Active‐Site‐Switching in Medium‐Entropy Metal Sulfides for Wide‐Temperature High‐Power Zn‐Air Pouch Cells

Abstract Quasi‐solid‐state Zn‐air pouch cells (QZPCs) promise a high energy‐to‐cost ratio while ensuring inherent safety. However, addressing the challenges associated with exploring superior energy‐wise cathode catalysts along with their activity origin, and the super‐ionic electrolytes remains a fundamental task. Herein, the realistic high‐performance QZPCs are contrived, underpinned by a robust NiVFeCo medium‐entropy metal sulfides (MESs) bifunctional air cathode with a record‐low potential polarization of 0.523 V, paired with a sodium polyacrylate‐ionic liquid hydrogel exhibiting exceptional conductivity (234 mS cm −1 ) and water retention (93.8% at 7 days) at room temperature as the super‐ionic conductor electrolyte. Through combined studies of in situ Raman, ex situ X‐ray absorption fine structure analysis, and theoretic calculations, an intriguing adaptive active‐sites‐switching mechanism of the MESs cathode during discharging/charging processes is unveiled, revealing a dynamic role transition of Co and Ni active sites in the reversible oxygen electrocatalysis.
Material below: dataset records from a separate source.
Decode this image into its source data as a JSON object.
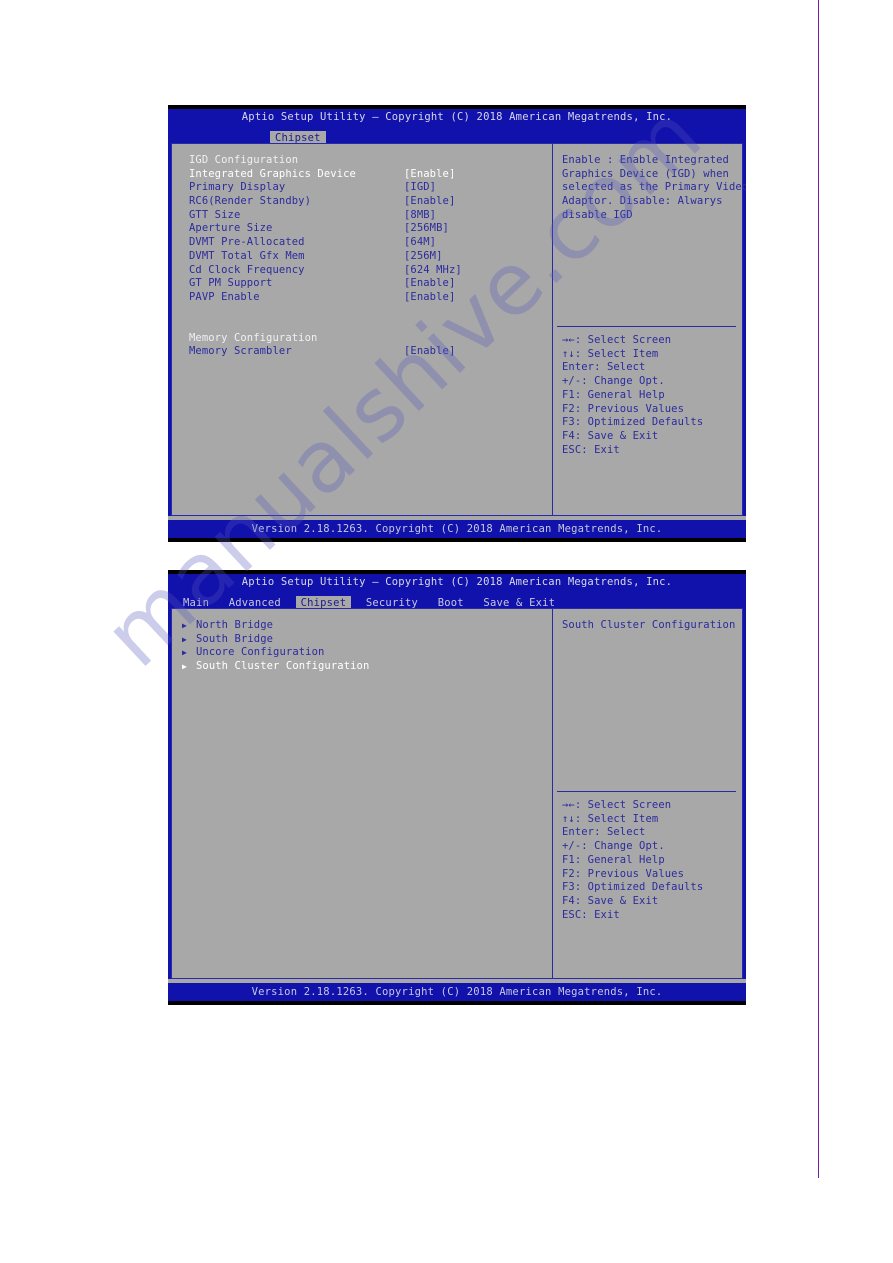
{
  "page": {
    "rule_color": "#7b1fa2",
    "watermark": "manualshive.com"
  },
  "screens": [
    {
      "title": "Aptio Setup Utility – Copyright (C) 2018 American Megatrends, Inc.",
      "menu": [
        {
          "label": "Chipset",
          "active": true
        }
      ],
      "rows": [
        {
          "label": "IGD Configuration",
          "value": "",
          "kind": "heading"
        },
        {
          "label": "Integrated Graphics Device",
          "value": "[Enable]",
          "kind": "selected"
        },
        {
          "label": "Primary Display",
          "value": "[IGD]",
          "kind": "item"
        },
        {
          "label": "RC6(Render Standby)",
          "value": "[Enable]",
          "kind": "item"
        },
        {
          "label": "GTT Size",
          "value": "[8MB]",
          "kind": "item"
        },
        {
          "label": "Aperture Size",
          "value": "[256MB]",
          "kind": "item"
        },
        {
          "label": "DVMT Pre-Allocated",
          "value": "[64M]",
          "kind": "item"
        },
        {
          "label": "DVMT Total Gfx Mem",
          "value": "[256M]",
          "kind": "item"
        },
        {
          "label": "Cd Clock Frequency",
          "value": "[624 MHz]",
          "kind": "item"
        },
        {
          "label": "GT PM Support",
          "value": "[Enable]",
          "kind": "item"
        },
        {
          "label": "PAVP Enable",
          "value": "[Enable]",
          "kind": "item"
        },
        {
          "label": "",
          "value": "",
          "kind": "spacer"
        },
        {
          "label": "Memory Configuration",
          "value": "",
          "kind": "heading"
        },
        {
          "label": "Memory Scrambler",
          "value": "[Enable]",
          "kind": "item"
        }
      ],
      "help": [
        "Enable : Enable Integrated",
        "Graphics Device (IGD) when",
        "selected as the Primary Video",
        "Adaptor. Disable: Alwarys",
        "disable IGD"
      ],
      "hotkeys": [
        "→←: Select Screen",
        "↑↓: Select Item",
        "Enter: Select",
        "+/-: Change Opt.",
        "F1: General Help",
        "F2: Previous Values",
        "F3: Optimized Defaults",
        "F4: Save & Exit",
        "ESC: Exit"
      ],
      "version": "Version 2.18.1263. Copyright (C) 2018 American Megatrends, Inc."
    },
    {
      "title": "Aptio Setup Utility – Copyright (C) 2018 American Megatrends, Inc.",
      "menu": [
        {
          "label": "Main",
          "active": false
        },
        {
          "label": "Advanced",
          "active": false
        },
        {
          "label": "Chipset",
          "active": true
        },
        {
          "label": "Security",
          "active": false
        },
        {
          "label": "Boot",
          "active": false
        },
        {
          "label": "Save & Exit",
          "active": false
        }
      ],
      "rows": [
        {
          "label": "North Bridge",
          "value": "",
          "kind": "nav"
        },
        {
          "label": "South Bridge",
          "value": "",
          "kind": "nav"
        },
        {
          "label": "Uncore Configuration",
          "value": "",
          "kind": "nav"
        },
        {
          "label": "South Cluster Configuration",
          "value": "",
          "kind": "nav-selected"
        }
      ],
      "help": [
        "South Cluster Configuration"
      ],
      "hotkeys": [
        "→←: Select Screen",
        "↑↓: Select Item",
        "Enter: Select",
        "+/-: Change Opt.",
        "F1: General Help",
        "F2: Previous Values",
        "F3: Optimized Defaults",
        "F4: Save & Exit",
        "ESC: Exit"
      ],
      "version": "Version 2.18.1263. Copyright (C) 2018 American Megatrends, Inc."
    }
  ]
}
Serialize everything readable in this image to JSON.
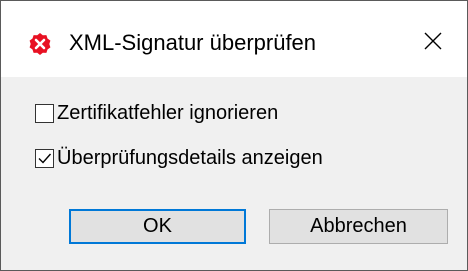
{
  "dialog": {
    "title": "XML-Signatur überprüfen",
    "app_icon": "error-x-icon",
    "close_icon": "close-icon"
  },
  "options": [
    {
      "label": "Zertifikatfehler ignorieren",
      "checked": false
    },
    {
      "label": "Überprüfungsdetails anzeigen",
      "checked": true
    }
  ],
  "buttons": {
    "ok_label": "OK",
    "cancel_label": "Abbrechen"
  },
  "colors": {
    "app_icon_red": "#e81123",
    "default_button_border": "#0078d7",
    "dialog_body_background": "#f0f0f0",
    "button_background": "#e1e1e1"
  }
}
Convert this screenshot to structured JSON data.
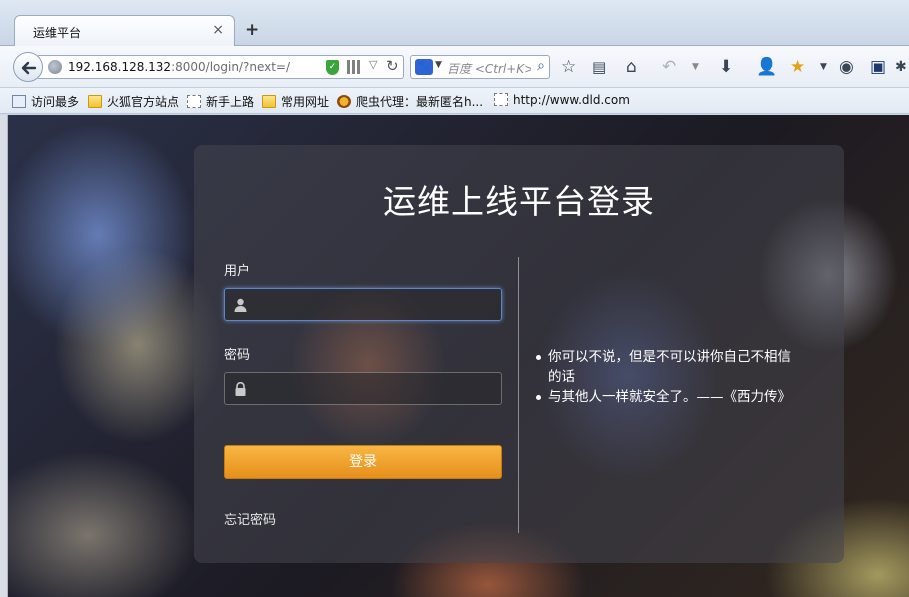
{
  "browser": {
    "tab": {
      "title": "运维平台",
      "close_glyph": "×"
    },
    "new_tab_glyph": "+",
    "url": {
      "host": "192.168.128.132",
      "rest": ":8000/login/?next=/"
    },
    "search": {
      "engine_icon": "baidu-icon",
      "placeholder": "百度 <Ctrl+K>"
    },
    "toolbar_icons": [
      "star-icon",
      "reader-icon",
      "home-icon",
      "undo-icon",
      "dropdown-icon",
      "download-icon",
      "user-icon",
      "extension-star-icon",
      "dropdown-icon",
      "avatar-icon",
      "profile-icon",
      "bee-icon"
    ],
    "bookmarks": [
      {
        "label": "访问最多",
        "icon": "page"
      },
      {
        "label": "火狐官方站点",
        "icon": "folder"
      },
      {
        "label": "新手上路",
        "icon": "dotted"
      },
      {
        "label": "常用网址",
        "icon": "folder"
      },
      {
        "label": "爬虫代理：最新匿名h...",
        "icon": "bee"
      },
      {
        "label": "http://www.dld.com",
        "icon": "dotted"
      }
    ]
  },
  "login": {
    "title": "运维上线平台登录",
    "user_label": "用户",
    "user_value": "",
    "password_label": "密码",
    "password_value": "",
    "submit_label": "登录",
    "forgot_label": "忘记密码",
    "quotes": [
      "你可以不说，但是不可以讲你自己不相信的话",
      "与其他人一样就安全了。——《西力传》"
    ]
  },
  "colors": {
    "accent_button": "#f0a030",
    "focus_ring": "#5e86c2"
  }
}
Consequently, the persistent low cathode polarization and super ion‐conductive electrolyte endorse QZPCs an excellent rate performance from 1 to 100 mA cm −2 at room temperature. Moreover, an impressively high cell‐level energy density of 105 Wh kg cell −1 with an ultra‐long cycle lifespan of 4000 cycles at 5 mA cm −2 and a low temperature of −30 °C is achieved.